Putin'in işbirliği toplantısının açılış konuşmasında yaptığı “anlaşmanın tamamlanması” vurgusu aslında Türkiye'ye yapılmış bir “hatırlatma”. Sevkiyatın başlamasıyla Türkiye, “bağımsız bir dış politika” falan değil, Rusya'yla stratejik askeri işbirliği yoluna girmiş olacak. Yani bu alanda ABD'ye değil Rusya'ya bağımlı hale gelecek.
Kısa vadeli bir değerlendirmeyle “blöf yapıyor” gibi değerlendirmelerle karşılansa da, stratejik olarak ABD'nin F-35 basıncı da, aslında, Türkiye'ye "ilerlediği yolun başka bir tercihe işaret ettiğini" hatırlatıyor.
Özetle taraflar önemli hatırlatmalar yapıyor ama “bağımsız ve ilkeli” bir yolda ilerlediğini iddia eden AKP devleti, alıştığı “günü kurtaralamı, zamanı gelince bakarız, şimdilik birinden aldığımız kozu ötekine gösterelim” tarzıyla diplomasisini yürütmeye devam ediyor.
PUTİN'E UMUT VEREN YÖNELİM
Erdoğan'la Putin görüşmesinde önemli olan bir diğer nokta, Putin'in “diğer silah alımlarıyla ilgili” görüştüklerini ve “Türkiye’ye modern Rus askeri teçhizatı sağlama konusunda da umut vaat eden bazı projelerin gündemde olduğunu” açıklamasıydı.
Rusya'nın geride kalan süreçte, ABD baskısı altında sıkıştığı zamanlarda Türkiye'ye F-35'lerin alternatifi olarak Sukhoi savaş uçaklarını önermişliği var. F-35 krizinin tavan yaptığı bir sırada gerçekleşen son görüşmede hangi “diğer silah alımları” konuşulduğu açıklanmadı ancak Putin'in uygun hatırlatmalarını sürdürdüğünü düşünebiliriz.
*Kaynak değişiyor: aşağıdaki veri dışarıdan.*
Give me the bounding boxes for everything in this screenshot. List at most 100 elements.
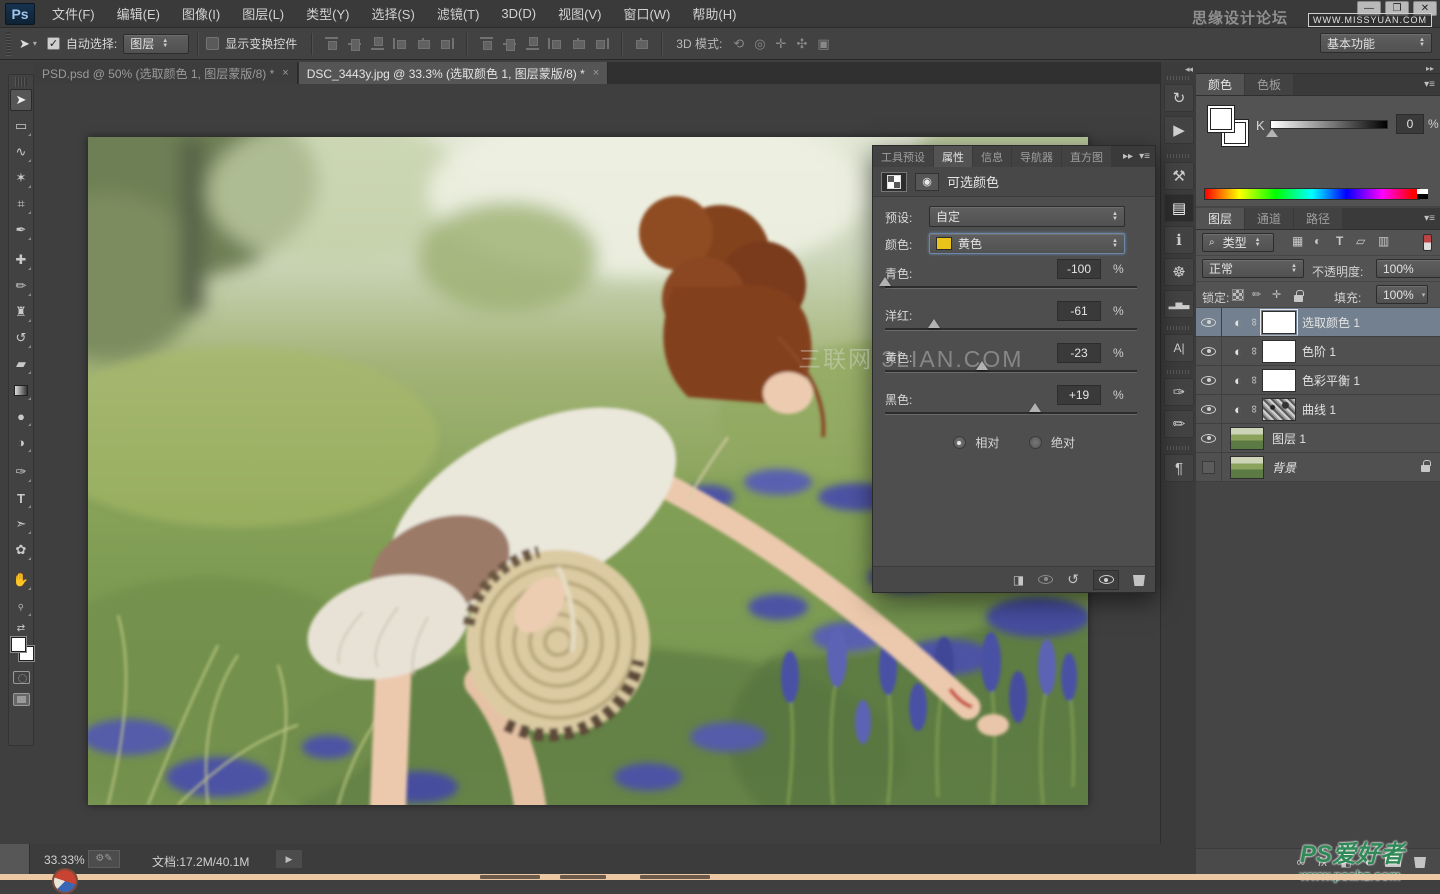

Ve tekrar olacak, bunun topyekün ve stratejik bir işbirliği yoluna işaret ettiğini de…
Putin'in Sekizinci Üst Düzey İşbirliği Konseyi toplantısını açarken yaptığı konuşmadan...
Rusya-Türkiye işbirliğinin enerji alanında stratejik bir eğilime dönüştünün altını çizmek isterim. Rusya Türkiye'nin en büyük doğalgaz tedarikçisidir. Geçen yıl 24 milyon m3 doğalgaz ihraç edildi. Bu ülkenin ihtiyaç duyduğu miktarın neredeyse yarısına yakınını oluşturuyor.
Askeri-teknoloji alanında işbirliğini güçlendirem konusunda, ülkelerimizin karşı karşıya olduğu ciddi görevler var.İlki ve en önemlisi, Türkiye'ye Triumf S-400 uçaksavar füze sistemlerinin tedariki için sözleşmenin tamamlanması üzerine görüşüyoruz.
Gündemde, Türkiye’ye modern Rus askeri teçhizatı sağlama konusunda da umut vaat eden bazı projelerimiz var.